Receipt of proposals will be acknowledged in a timely manner. All decisions regarding the evaluation of responses to the RFP will be awarded entirely based on the information provided in the written proposals. The CAS will award the contract to the respondent who, in the judgment of the Ratemaking Committee, is best able to perform the work as specified herein. If it is determined that no proposal meets the requirements of the RFP, then no contract will be awarded. When a respondent is chosen by Ratemaking Committee and the contract awarded, respondents not awarded the contract will be so informed shortly thereafter. Interested researchers should submit their proposals and any questions in writing to:
Casualty Actuarial Society
Attention: Karen Sonnet, RFP Ratemaking
4350 N. Fairfax Dr.
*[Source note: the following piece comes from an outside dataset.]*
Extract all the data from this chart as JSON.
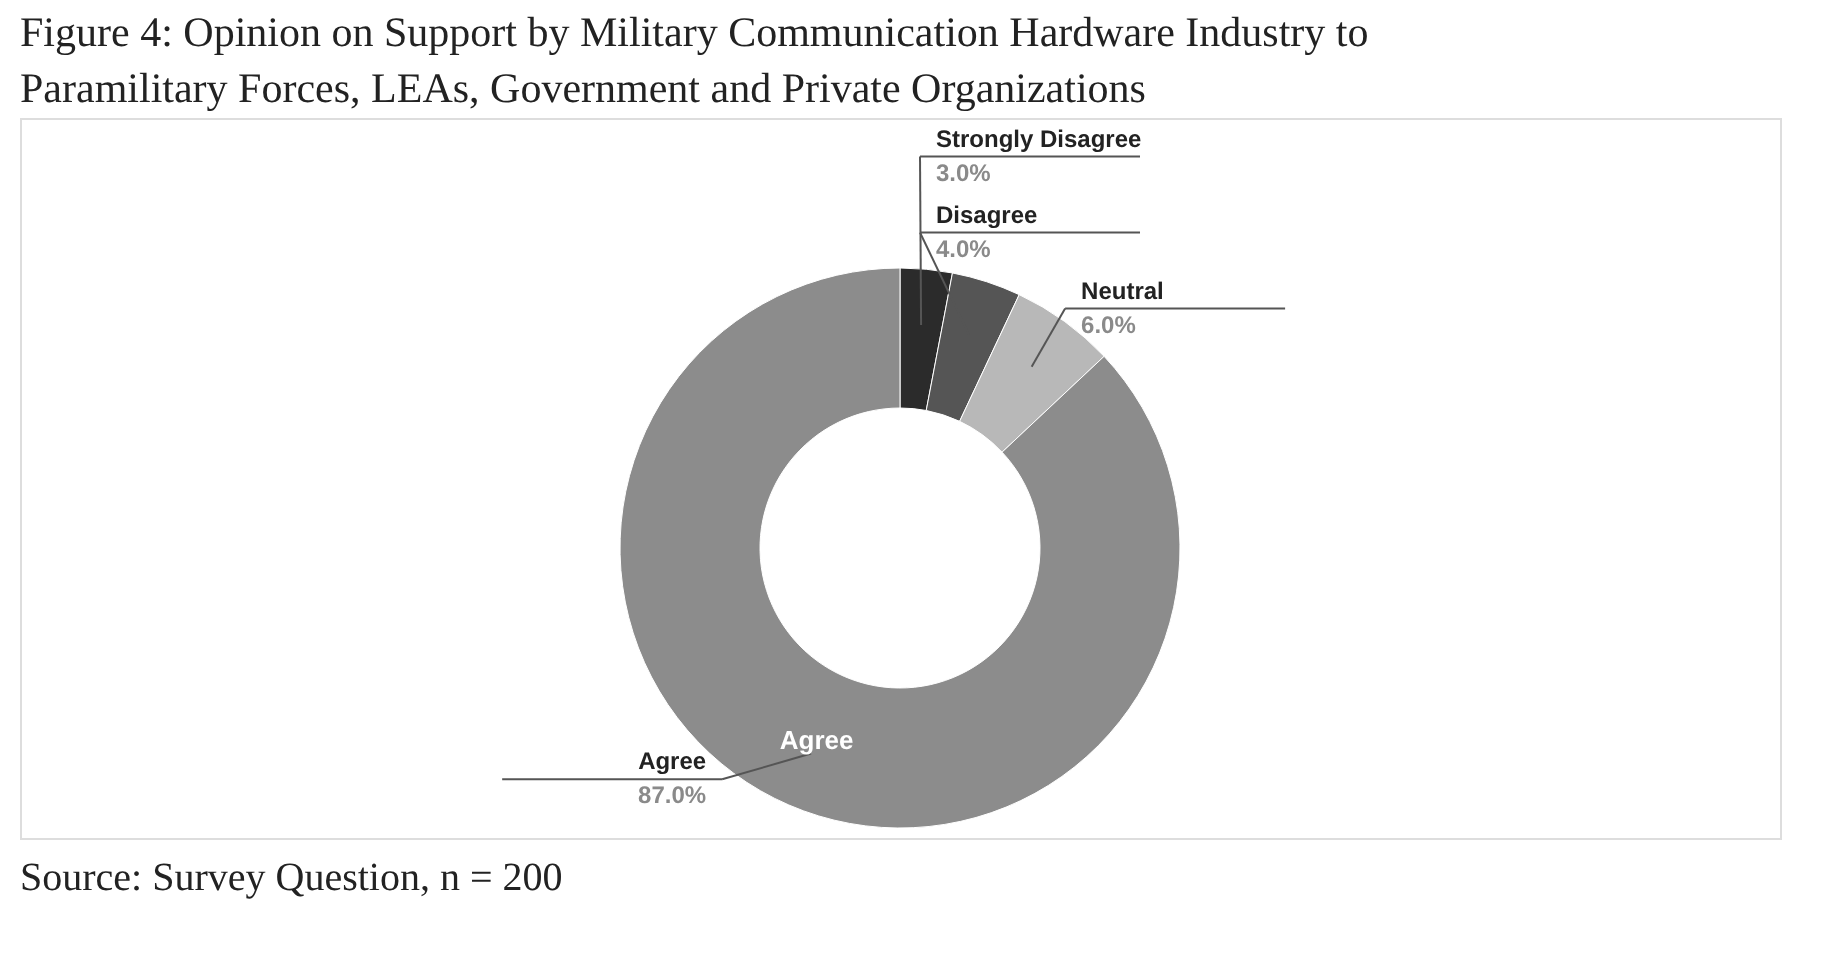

Suite 250
Arlington, VA 22203
Phone: (703) 276-3100 ext. 762
- Presentation, Ownership and Publication of Report
If asked, the researcher(s) agree to be available to present the report at a CAS meeting or seminar. If travel is required, reasonable expenses will be paid in addition to the compensation provided in Section 5.
As a condition of selection, the CAS requires that all right, title, and interest, including copyright and patent, in and to the report be owned by the CAS. The selected researcher must sign a formal Agreement (attached) that assigns all such rights to the CAS. Of course, in any publication of the report, the researcher will receive appropriate credit. The CAS may publish the report in any CAS publication, including electronic versions such as on its Web site or on compact discs.